Perception-driven formation control of aerial robots tracking a person (inset). An autonomous blimp in flight, suitable for tracking animal subjects.
Flying mocap systems use aerial robots with on-board cameras that can localize and navigate autonomously. These robots must detect, track and follow the subject (human or animal) in real time. A key component of such systems is motion planning and control of multiple robots that ensures optimal perception of the subject while obeying other constraints, e.g., inter-robot and static obstacle collision avoidance.

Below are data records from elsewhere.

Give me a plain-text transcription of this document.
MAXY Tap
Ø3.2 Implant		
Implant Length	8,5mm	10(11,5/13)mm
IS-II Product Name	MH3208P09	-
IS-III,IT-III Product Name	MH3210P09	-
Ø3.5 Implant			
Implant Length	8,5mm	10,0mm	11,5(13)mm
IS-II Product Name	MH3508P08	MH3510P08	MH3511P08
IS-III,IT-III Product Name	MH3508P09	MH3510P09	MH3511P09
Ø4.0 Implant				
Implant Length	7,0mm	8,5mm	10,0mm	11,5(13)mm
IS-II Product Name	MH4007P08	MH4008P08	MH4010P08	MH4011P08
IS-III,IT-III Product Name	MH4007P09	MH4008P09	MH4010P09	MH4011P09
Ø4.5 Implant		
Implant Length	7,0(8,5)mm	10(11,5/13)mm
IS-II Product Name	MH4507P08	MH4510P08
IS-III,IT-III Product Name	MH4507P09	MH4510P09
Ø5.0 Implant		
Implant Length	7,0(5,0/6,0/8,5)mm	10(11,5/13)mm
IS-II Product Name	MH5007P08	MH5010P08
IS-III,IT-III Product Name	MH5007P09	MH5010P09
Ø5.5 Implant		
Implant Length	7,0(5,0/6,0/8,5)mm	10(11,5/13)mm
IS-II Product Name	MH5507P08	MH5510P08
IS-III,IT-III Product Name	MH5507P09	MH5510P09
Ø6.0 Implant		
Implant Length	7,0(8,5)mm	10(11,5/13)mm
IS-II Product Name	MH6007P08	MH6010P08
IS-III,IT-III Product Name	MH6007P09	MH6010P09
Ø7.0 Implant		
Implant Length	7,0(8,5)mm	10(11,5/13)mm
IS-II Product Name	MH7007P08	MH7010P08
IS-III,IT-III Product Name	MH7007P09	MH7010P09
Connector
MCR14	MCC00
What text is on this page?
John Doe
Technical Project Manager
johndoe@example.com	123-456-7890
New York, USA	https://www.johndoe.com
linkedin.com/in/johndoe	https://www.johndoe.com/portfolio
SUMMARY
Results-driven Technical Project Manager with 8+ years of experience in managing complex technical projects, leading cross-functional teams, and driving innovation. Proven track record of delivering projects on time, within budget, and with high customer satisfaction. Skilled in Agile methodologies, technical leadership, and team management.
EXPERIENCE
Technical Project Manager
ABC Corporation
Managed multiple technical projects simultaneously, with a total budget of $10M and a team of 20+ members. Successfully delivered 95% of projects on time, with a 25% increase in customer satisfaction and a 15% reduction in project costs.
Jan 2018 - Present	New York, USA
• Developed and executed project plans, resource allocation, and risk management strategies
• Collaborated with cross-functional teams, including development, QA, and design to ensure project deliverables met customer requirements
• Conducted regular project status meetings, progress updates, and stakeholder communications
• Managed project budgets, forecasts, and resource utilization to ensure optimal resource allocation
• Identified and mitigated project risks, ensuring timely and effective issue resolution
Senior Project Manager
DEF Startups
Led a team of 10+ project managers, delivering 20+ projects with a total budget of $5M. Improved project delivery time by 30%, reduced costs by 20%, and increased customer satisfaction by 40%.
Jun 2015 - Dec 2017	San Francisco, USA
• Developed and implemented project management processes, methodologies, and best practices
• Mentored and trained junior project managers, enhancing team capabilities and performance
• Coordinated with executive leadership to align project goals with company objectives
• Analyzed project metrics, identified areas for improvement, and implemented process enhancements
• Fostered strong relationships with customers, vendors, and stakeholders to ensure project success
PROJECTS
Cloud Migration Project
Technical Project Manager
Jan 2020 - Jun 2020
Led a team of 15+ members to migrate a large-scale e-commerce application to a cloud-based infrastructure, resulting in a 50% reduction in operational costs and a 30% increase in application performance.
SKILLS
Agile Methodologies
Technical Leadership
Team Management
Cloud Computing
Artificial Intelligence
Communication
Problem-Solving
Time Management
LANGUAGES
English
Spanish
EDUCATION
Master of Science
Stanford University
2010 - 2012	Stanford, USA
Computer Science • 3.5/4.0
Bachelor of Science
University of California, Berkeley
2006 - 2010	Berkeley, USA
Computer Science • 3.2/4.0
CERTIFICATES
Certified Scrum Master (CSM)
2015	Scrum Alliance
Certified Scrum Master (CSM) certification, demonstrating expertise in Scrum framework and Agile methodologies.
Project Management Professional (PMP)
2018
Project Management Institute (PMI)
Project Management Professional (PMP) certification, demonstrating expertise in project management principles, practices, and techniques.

We address this with decentralized convex model-predictive control (MPC) [ ]. The micro air vehicles (MAVs) actively compute local motion plans producing optimal view-point configurations, which minimize uncertainty in the tracked estimate. We achieve this by decoupling the goal of active tracking into a quadratic objective and non-convex constraints corresponding to angular configurations of the MAVs w.r.t. the person. We derive this decoupling using Gaussian observation model assumptions within the cooperative tracking algorithm [ ] [ ]. We preserve convexity in optimization by embedding all the non-convex constraints, including those for dynamic obstacle avoidance, as external control inputs in the MPC dynamics [ ]. We evaluate this with 3 MAVs in challenging scenarios.
Tracking animals is difficult with multi-rotor vehicles due to their noise and short flight time. Consequently, we developed a novel framework for modeling, simulation and control of helium-based blimps [ ]. This addresses several unique properties of blimps, such as, i) dynamic deformation in response to aerodynamic and control forces, ii) susceptibility to wind and turbulence at low airspeed, iii) variability in airship designs regarding placement, direction and vectoring of thrusters and control surfaces. Based on simulated wind and deformations due to changes in ambient pressure and temperature as well as helium leakage, we predict substantial effects on controllability, verified in real world flight experiments. We are currently developing formation control strategies for blimps, where we address their non-linear, non-holonomic and time-delayed dynamics.